Anti-Resilience: A Roadmap for Transformational Justice within the Energy System
Harvard Civil Rights- Civil Liberties Law Review (CR-CL), Vol. 54, pp. 1-48 (2019)
Northeastern University School of Law Research Paper No. 346-2019
49 Pages Posted: 29 Mar 2019
Date Written: 2019
Abstract
Climate change mitigation and adaptation require a transition of the energy system from one that relies on fossil fuels and is vulnerable to major climate events to one that is dependent on renewable energy resources and able to withstand climate extremes. Resilience has emerged as a conceptual frame to drive both climate and energy policy in this transitional moment. For example, in the wake of major storms such as Hurricanes Harvey and Maria, policymakers have frequently called for greater resilience of the energy system and resilience of vulnerable communities impacted by the storms.

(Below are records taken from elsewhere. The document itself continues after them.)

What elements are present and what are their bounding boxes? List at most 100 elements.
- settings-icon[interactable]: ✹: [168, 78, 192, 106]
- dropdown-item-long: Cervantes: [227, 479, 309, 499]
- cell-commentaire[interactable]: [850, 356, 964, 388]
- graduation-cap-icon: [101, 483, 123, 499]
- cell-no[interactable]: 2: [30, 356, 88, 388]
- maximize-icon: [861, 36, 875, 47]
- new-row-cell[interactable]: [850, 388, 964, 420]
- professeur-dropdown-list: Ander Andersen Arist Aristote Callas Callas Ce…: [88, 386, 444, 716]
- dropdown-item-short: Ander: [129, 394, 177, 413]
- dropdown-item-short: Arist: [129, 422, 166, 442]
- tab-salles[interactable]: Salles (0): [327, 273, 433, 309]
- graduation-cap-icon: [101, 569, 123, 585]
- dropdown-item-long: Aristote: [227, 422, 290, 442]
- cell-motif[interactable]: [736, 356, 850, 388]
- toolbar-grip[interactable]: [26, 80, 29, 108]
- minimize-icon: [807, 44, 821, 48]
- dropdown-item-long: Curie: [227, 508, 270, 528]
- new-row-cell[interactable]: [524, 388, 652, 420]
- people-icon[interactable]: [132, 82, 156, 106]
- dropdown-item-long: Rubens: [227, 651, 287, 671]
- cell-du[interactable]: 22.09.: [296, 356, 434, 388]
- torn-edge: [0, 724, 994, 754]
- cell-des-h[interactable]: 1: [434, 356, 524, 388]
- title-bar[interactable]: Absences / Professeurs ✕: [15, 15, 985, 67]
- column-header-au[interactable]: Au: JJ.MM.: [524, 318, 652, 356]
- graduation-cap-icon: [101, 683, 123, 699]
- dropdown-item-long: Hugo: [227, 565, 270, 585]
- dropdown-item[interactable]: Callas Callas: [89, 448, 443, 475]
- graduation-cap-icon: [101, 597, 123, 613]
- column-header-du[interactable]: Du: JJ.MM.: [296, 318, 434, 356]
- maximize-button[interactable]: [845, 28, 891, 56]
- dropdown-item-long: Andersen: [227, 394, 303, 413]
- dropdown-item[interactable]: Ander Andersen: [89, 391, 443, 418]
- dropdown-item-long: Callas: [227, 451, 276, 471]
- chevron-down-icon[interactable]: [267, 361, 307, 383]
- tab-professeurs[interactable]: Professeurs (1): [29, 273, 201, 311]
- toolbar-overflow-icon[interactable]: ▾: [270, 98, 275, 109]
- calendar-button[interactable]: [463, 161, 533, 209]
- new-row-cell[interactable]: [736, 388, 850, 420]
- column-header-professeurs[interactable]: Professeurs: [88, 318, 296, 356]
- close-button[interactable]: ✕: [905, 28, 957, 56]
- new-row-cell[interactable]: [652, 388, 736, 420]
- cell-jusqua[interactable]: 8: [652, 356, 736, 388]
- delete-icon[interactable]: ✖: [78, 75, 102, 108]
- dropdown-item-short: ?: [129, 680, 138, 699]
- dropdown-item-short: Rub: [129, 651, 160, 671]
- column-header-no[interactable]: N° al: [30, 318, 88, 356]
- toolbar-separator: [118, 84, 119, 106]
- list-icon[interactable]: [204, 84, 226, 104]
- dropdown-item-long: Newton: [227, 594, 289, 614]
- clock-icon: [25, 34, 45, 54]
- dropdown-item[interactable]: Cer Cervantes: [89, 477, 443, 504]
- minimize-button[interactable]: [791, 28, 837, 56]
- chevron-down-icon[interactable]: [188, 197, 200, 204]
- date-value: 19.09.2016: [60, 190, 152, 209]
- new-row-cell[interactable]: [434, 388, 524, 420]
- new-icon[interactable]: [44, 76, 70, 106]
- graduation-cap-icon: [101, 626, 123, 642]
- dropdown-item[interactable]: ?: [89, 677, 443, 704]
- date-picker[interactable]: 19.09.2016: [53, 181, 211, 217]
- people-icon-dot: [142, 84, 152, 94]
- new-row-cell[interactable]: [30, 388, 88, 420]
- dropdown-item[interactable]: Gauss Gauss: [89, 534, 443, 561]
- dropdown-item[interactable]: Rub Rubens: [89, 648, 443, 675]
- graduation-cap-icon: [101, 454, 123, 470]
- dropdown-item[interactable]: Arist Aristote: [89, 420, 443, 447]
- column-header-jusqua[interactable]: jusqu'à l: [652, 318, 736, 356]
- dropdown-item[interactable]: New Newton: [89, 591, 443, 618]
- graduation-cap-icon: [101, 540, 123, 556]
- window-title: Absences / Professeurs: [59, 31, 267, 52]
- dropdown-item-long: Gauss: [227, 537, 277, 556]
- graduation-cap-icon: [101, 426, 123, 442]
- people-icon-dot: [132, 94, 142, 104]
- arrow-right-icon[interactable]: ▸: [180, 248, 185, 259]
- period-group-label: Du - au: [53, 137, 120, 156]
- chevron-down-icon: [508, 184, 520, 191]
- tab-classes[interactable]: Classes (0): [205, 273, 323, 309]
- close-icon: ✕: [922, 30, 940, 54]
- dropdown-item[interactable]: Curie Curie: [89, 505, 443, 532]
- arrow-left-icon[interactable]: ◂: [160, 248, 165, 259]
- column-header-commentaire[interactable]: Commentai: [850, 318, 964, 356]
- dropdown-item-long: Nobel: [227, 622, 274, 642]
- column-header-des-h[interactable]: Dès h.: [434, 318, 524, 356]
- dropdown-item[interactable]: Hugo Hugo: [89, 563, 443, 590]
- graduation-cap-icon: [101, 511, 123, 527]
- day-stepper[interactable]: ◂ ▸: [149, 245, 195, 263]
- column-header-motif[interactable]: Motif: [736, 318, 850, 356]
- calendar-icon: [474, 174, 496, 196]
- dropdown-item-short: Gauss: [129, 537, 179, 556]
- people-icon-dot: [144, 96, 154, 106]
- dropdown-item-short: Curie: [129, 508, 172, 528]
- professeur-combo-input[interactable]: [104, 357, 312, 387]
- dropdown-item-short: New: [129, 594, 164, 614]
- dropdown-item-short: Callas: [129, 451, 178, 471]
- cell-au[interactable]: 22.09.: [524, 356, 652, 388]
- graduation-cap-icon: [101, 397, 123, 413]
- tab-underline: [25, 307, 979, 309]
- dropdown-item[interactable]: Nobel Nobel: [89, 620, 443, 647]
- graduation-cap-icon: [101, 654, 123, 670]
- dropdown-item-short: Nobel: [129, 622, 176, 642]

This Article focuses on resilience at the system level. It argues that, in many cases, resilience of the energy system may actually reify structural inequality and exacerbate vulnerability. A hardening of existing energy infrastructure may also operate to harden existing social, economic, and environmental injustices that disproportionately burden the poor and people of color. Such situations call for new framings beyond resilience and transition toward liberation and transformation. This Article argues that, to facilitate the liberation of low-income communities and communities of color from the disproportionate impacts they face under the current energy system—and to foster a just transformation of the energy system—activists, policy-makers, and scholars engaged in the work of climate and energy justice must adopt a framework of anti-resilience: An antiracist and anti-oppression policy approach focused on the greater social and economic inclusion of people of color and low-income communities in the renewable energy transition.